# IML - Intro
# Motivation
## What is learning ?
It's all about evolving
:::info
**Definition**
*Learning*: Improver over experience to perform better in new situations.
:::
:::danger
**Quoting S. Bengio**
Learning is **not** learning by heart.
Any computer can learn by heart.
The difficulty is to **generalize** a behavior to a novel situation.
:::
## Can machines learn ?
A new **science** with a goal and an object.
:::info
How can we **build** computer systems that automatically improve with experience, and what are the **fundamental laws** that govern all learning processes ?
> Tom Mitchel, 2006
:::
## What is it good for ?
According to Peter Norvig
The **3 main reasons** why you may want to use Machine Learning:
- Avoid coding **numerous complex rules** by hand
- lower cost, more effective, faster reaction to changing problem
- **Optimize the parameteres** of your system given a dataset of yours
- Better accuracy
- Create systems for which you **do not know the rules conscioulsy** (e.g. recognize a face)
- Greater potential
## AI vs Machine Learning
- AI is a very fuzzy concept, much like "any computer program doing something useful"
- Think "if-then" rules
- ML can be considered a **subfield of AI** since those algorithms can be seen as building blocks to make computers learn to behave more intelligently by somehow *generalizing* rather that just storing and retrieving data items like a database system would do
- *Engineering point of view*: ML is about builiding programs with *turnable parameters* (typically an array of floating point values) that are **adjusted automatically** so as to improve their behavior by **adapting to previously seen data**
![](https://i.imgur.com/uFNlTYR.png)
## Machine Learning vs Deep Learning
Traditional Machine Learning
![](https://i.imgur.com/ARU88yJ.png)
Deep Learning
![](https://i.imgur.com/23lFNOm.png)
## AI vs ML vs DL
DL $\subset$ ML $\subset$ AI
![](https://i.imgur.com/G5m0ihN.png)
## Exercise
Machine Learning Examples
Can you list examples of projects or products involving Machine Learning ?
- Google Lens
# Machine Learning Problem
## Why is learning difficult ?
Generalization is an ambiguous process.
Given a **finite** amount of **training data**, you have to derive a **relation** for an **infinite** domain.

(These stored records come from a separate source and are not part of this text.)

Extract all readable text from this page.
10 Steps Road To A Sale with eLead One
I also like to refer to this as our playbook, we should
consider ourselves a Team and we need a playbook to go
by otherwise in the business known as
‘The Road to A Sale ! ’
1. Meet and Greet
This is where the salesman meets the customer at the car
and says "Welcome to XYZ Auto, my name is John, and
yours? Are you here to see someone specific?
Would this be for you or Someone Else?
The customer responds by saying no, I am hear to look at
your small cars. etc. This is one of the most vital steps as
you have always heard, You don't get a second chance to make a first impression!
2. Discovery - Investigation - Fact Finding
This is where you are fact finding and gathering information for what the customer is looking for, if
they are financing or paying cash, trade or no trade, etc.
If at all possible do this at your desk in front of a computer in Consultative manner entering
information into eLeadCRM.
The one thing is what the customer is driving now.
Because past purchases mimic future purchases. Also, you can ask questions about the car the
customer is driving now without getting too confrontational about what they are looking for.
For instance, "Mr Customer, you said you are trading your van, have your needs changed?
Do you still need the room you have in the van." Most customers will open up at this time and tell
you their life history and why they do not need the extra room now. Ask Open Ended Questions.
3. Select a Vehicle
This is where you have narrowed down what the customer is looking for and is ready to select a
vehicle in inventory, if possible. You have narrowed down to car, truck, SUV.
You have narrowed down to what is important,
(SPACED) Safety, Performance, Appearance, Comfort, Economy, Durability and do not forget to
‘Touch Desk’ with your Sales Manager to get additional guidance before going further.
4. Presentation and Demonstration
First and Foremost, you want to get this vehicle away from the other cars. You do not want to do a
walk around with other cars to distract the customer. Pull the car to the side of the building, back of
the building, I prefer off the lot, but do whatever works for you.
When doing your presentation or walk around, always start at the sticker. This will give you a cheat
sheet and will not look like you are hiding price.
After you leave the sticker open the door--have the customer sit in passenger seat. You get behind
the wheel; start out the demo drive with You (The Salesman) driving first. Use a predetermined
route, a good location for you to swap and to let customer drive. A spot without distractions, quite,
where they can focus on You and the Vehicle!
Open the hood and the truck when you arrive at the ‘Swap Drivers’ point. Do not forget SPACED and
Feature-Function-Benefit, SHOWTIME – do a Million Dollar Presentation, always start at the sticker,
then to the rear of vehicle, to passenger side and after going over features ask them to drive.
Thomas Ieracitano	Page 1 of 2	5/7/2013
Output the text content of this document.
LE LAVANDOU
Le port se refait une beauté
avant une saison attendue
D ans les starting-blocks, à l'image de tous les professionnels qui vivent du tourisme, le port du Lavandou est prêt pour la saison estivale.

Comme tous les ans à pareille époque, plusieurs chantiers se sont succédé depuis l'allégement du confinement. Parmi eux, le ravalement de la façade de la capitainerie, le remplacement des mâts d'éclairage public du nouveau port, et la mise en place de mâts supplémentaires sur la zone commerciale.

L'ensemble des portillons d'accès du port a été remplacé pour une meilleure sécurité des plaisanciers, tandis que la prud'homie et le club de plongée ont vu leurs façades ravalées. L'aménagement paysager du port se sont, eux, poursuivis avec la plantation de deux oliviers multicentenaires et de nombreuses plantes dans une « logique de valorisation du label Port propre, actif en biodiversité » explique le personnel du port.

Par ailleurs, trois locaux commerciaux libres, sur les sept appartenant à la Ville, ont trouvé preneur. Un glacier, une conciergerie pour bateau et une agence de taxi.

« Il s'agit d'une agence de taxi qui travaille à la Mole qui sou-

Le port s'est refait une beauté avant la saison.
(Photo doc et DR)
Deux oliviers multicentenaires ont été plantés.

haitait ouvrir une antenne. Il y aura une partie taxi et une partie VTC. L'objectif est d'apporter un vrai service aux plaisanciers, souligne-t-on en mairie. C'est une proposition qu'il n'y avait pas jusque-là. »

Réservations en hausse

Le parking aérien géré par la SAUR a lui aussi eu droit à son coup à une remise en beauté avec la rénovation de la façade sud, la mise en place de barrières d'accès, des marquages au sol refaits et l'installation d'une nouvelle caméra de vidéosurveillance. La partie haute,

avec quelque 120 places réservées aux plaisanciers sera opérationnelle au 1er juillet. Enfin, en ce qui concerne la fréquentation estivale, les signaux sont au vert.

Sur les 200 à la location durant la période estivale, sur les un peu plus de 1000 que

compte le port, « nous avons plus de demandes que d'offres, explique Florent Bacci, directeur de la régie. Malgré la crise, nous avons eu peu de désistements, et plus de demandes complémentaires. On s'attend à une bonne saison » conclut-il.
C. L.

In fact, there is an infinite number of such relations.
![](https://i.imgur.com/E2H7Vqq.png)
How should we draw the relation?
![](https://i.imgur.com/6i7kE3w.png)
Which relation is the most appropriate?
![](https://i.imgur.com/yoef59O.png)
...the hidden test points (seen after the training)...
## Learning bias
How to guide generalization
- It is always possible to find a model complex enough to fit all the examples
- Example: polynomial with very high degree
- But how would this help us with new samples?
- It should not generalize well.
- We need to define a family of acceptable solutions to search from
- It forces to learn a “smoothed” representation.
- ... but it should not smooth the representation too much!
:::info
**Occam’s Principle of Parsimony** *(14th century)*
One should not increase, beyond what is necessary, the number of entities required to explain anything.
:::
When many solutions are available for a given problem, we should select the simplest one.
But what do we mean by simple?
We will use prior knowledge of the problem to solve to define what is a simple solution.
> Example of a prior: smoothness
## Learning as a search problem
Hypothesis space / initial, compatible (with train set), optimal, and ideal solutions
What are the sources of error ?
### Noise, intrinsic error
Your data is not perfect (can have noisy or erroneous labels). (or “Every model is wrong.”) Even if there exist an optimal underlying model, the observations are corrupted by noise.
![](https://i.imgur.com/0znzEP8.png)
### (Inductive) bias, approximation error
We are exploring a restricted subset of all possible solutions. Your classifier needs to drop some information about the training set to have generalization power (simplify to generalize).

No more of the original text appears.